Synopsis
A Reporter Reflects began as essays Brian Duffy posted on his blog about living in a nursing home during a pandemic. Significantly expanded and revised, the memoir contrasts Brian’s present situation with his life before he suffered a stroke in 2014. Brian was a reporter for The Miami Herald, The Washington Post and The Wall Street Journal, editor of U.S. News & World Report and managing editor for news at National Public Radio. In Washington he covered the FBI and the CIA. He shared newspaper bylines with Bob Woodward and Carl Hiaasen, and knew and/or interviewed many famous people, from Muhammad Ali to James Comey to Madeleine Albright. As a journalist he traveled to Haiti, Afghanistan, Pakistan, Iraq, Mozambique and elsewhere.
The book is divided between alternating sections of present tense nursing home stories and past tense stories of Brian’s life, with the sections arranged more or less chronologically. The contrast between the two sections is stark, which gives the book a powerful human-interest angle. After rising to the top of his profession, Brian now can’t walk unaided and his fine motor skills are gone, so he can’t type or write and needs to dictate his work into his phone.

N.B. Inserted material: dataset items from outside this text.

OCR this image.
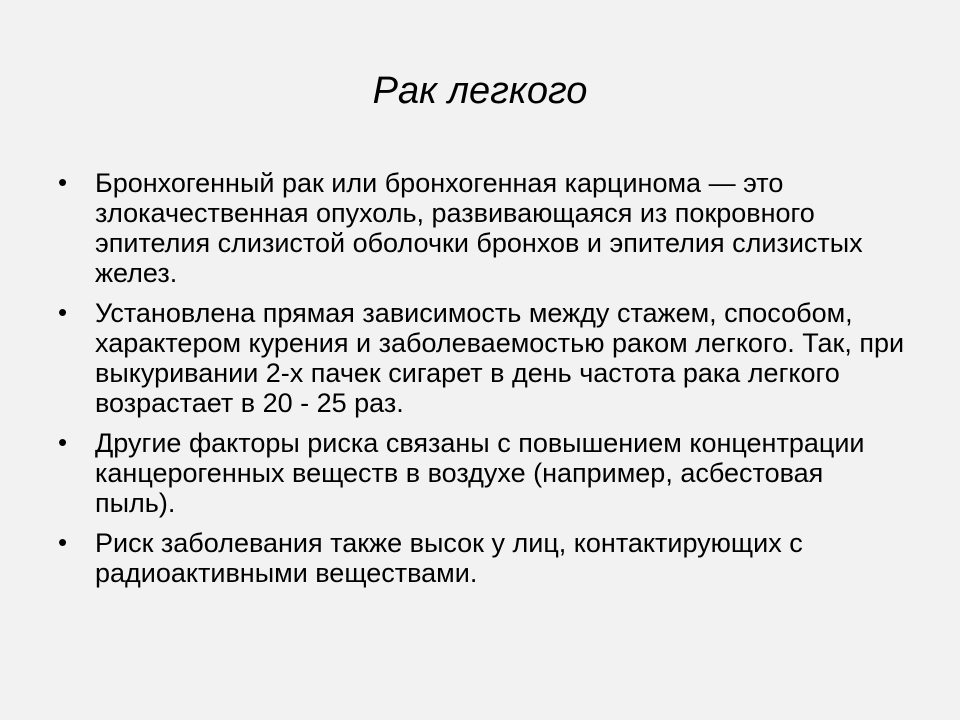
Рак легкого
• Бронхогенный рак или бронхогенная карцинома — это злокачественная опухоль, развивающаяся из покровного эпителия слизистой оболочки бронхов и эпителия слизистых желез.
• Установлена прямая зависимость между стажем, способом, характером курения и заболеваемостью раком легкого. Так, при выкуривании 2-х пачек сигарет в день частота рака легкого возрастает в 20 - 25 раз.
• Другие факторы риска связаны с повышением концентрации канцерогенных веществ в воздухе (например, асбестовая пыль).
• Риск заболевания также высок у лиц, контактирующих с радиоактивными веществами.
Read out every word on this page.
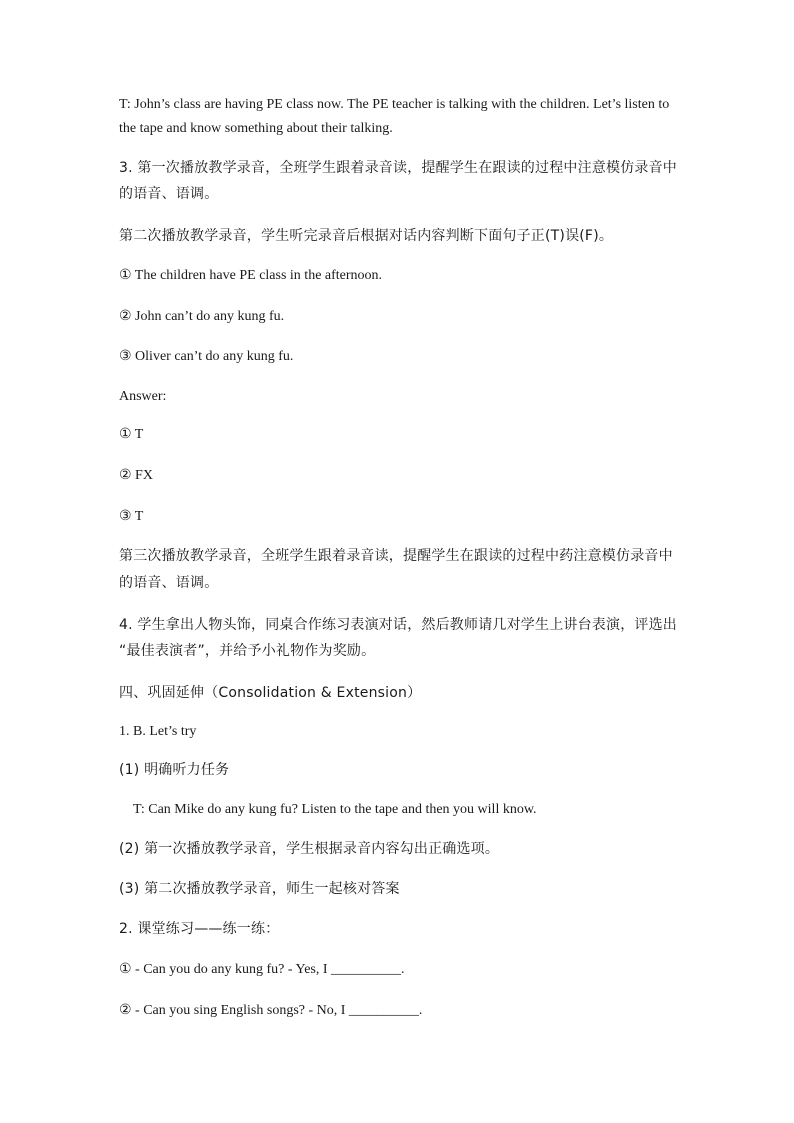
T: John’s class are having PE class now. The PE teacher is talking with the children. Let’s listen to
the tape and know something about their talking.
3. 第一次播放教学录音，全班学生跟着录音读，提醒学生在跟读的过程中注意模仿录音中
的语音、语调。
第二次播放教学录音，学生听完录音后根据对话内容判断下面句子正(T)误(F)。
① The children have PE class in the afternoon.
② John can’t do any kung fu.
③ Oliver can’t do any kung fu.
Answer:
① T
② FX
③ T
第三次播放教学录音，全班学生跟着录音读，提醒学生在跟读的过程中药注意模仿录音中
的语音、语调。
4. 学生拿出人物头饰，同桌合作练习表演对话，然后教师请几对学生上讲台表演，评选出
“最佳表演者”，并给予小礼物作为奖励。
四、巩固延伸（Consolidation & Extension）
1. B. Let’s try
(1) 明确听力任务
T: Can Mike do any kung fu? Listen to the tape and then you will know.
(2) 第一次播放教学录音，学生根据录音内容勾出正确选项。
(3) 第二次播放教学录音，师生一起核对答案
2. 课堂练习——练一练：
① - Can you do any kung fu? - Yes, I __________.
② - Can you sing English songs? - No, I __________.
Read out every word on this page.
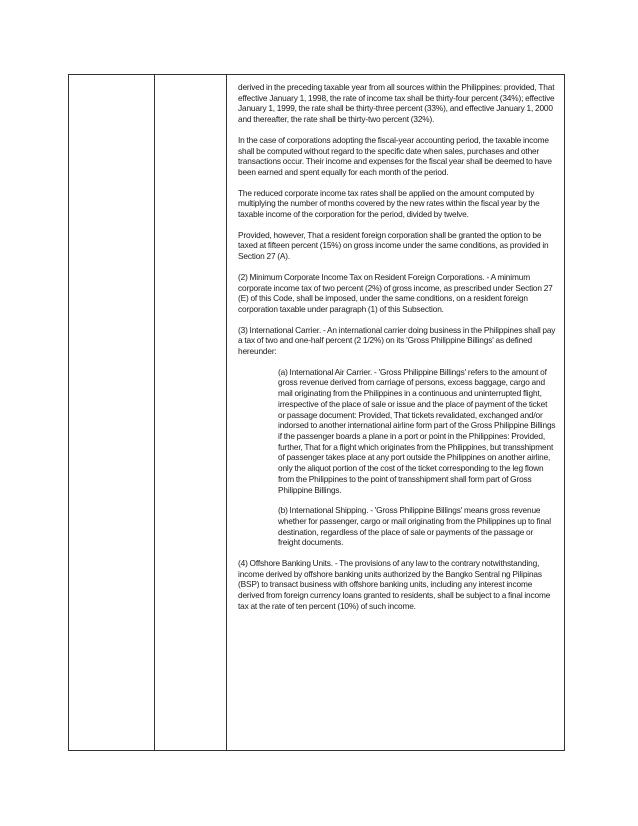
derived in the preceding taxable year from all sources within the Philippines: provided, That effective January 1, 1998, the rate of income tax shall be thirty-four percent (34%); effective January 1, 1999, the rate shall be thirty-three percent (33%), and effective January 1, 2000 and thereafter, the rate shall be thirty-two percent (32%).

In the case of corporations adopting the fiscal-year accounting period, the taxable income shall be computed without regard to the specific date when sales, purchases and other transactions occur. Their income and expenses for the fiscal year shall be deemed to have been earned and spent equally for each month of the period.

The reduced corporate income tax rates shall be applied on the amount computed by multiplying the number of months covered by the new rates within the fiscal year by the taxable income of the corporation for the period, divided by twelve.

Provided, however, That a resident foreign corporation shall be granted the option to be taxed at fifteen percent (15%) on gross income under the same conditions, as provided in Section 27 (A).

(2) Minimum Corporate Income Tax on Resident Foreign Corporations. - A minimum corporate income tax of two percent (2%) of gross income, as prescribed under Section 27 (E) of this Code, shall be imposed, under the same conditions, on a resident foreign corporation taxable under paragraph (1) of this Subsection.

(3) International Carrier. - An international carrier doing business in the Philippines shall pay a tax of two and one-half percent (2 1/2%) on its 'Gross Philippine Billings' as defined hereunder:

(a) International Air Carrier. - 'Gross Philippine Billings' refers to the amount of gross revenue derived from carriage of persons, excess baggage, cargo and mail originating from the Philippines in a continuous and uninterrupted flight, irrespective of the place of sale or issue and the place of payment of the ticket or passage document: Provided, That tickets revalidated, exchanged and/or indorsed to another international airline form part of the Gross Philippine Billings if the passenger boards a plane in a port or point in the Philippines: Provided, further, That for a flight which originates from the Philippines, but transshipment of passenger takes place at any port outside the Philippines on another airline, only the aliquot portion of the cost of the ticket corresponding to the leg flown from the Philippines to the point of transshipment shall form part of Gross Philippine Billings.

(b) International Shipping. - 'Gross Philippine Billings' means gross revenue whether for passenger, cargo or mail originating from the Philippines up to final destination, regardless of the place of sale or payments of the passage or freight documents.

(4) Offshore Banking Units. - The provisions of any law to the contrary notwithstanding, income derived by offshore banking units authorized by the Bangko Sentral ng Pilipinas (BSP) to transact business with offshore banking units, including any interest income derived from foreign currency loans granted to residents, shall be subject to a final income tax at the rate of ten percent (10%) of such income.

In addition to being chock-full of fascinating stories, A Reporter Reflects is an inspiring testament to the human spirit and the refusal to give up in the face of adversity.
About the Authors
Brian Duffy was a reporter for The Miami Herald, The Washington Post and The Wall Street Journal, editor of U.S. News & World Report and managing editor for news at National Public Radio. In Washington he covered the FBI and the CIA. Duffy shared newspaper bylines with Bob Woodward and Carl Hiaasen, and knew and/or interviewed many famous people, from Muhammad Ali to James Comey to Madeleine Albright. As a journalist he traveled to Haiti, Afghanistan, Pakistan, Iraq, Mozambique and elsewhere. He is the author of a novel, Head Count, and co-author of four nonfiction books. Duffy has received numerous professional awards, among them the Harvard University Goldsmith Award for Investigative Journalism, the Overseas Press Club Award (three times), the Edwin M. Hood Award for Diplomatic Reporting, the National Headliner Award, and the Heywood Broun Award. He is a three-time Pulitzer Prize nominee.
Tom Hazuka has published a memoir, If You Turn to Look Back, the novels The Road to the Island, In the City of the Disappeared and Last Chance for First, seventy short stories and two books of nonfiction, both co-written with C.J. Jones. He has edited or co-edited ten anthologies, including Flash Fiction, Flash Fiction Funny, Flash Nonfiction Funny, Sudden Flash Youth, A Celestial Omnibus, You Have Time for This, Flash Nonfiction Food and Operation Panic: Cold War Stories of the Atomic Bomb (forthcoming in 2024). Tom is also a singer-songwriter; links to his writing and original songs can be found at tomhazuka.com. He taught fiction writing at Central Connecticut State University for many years.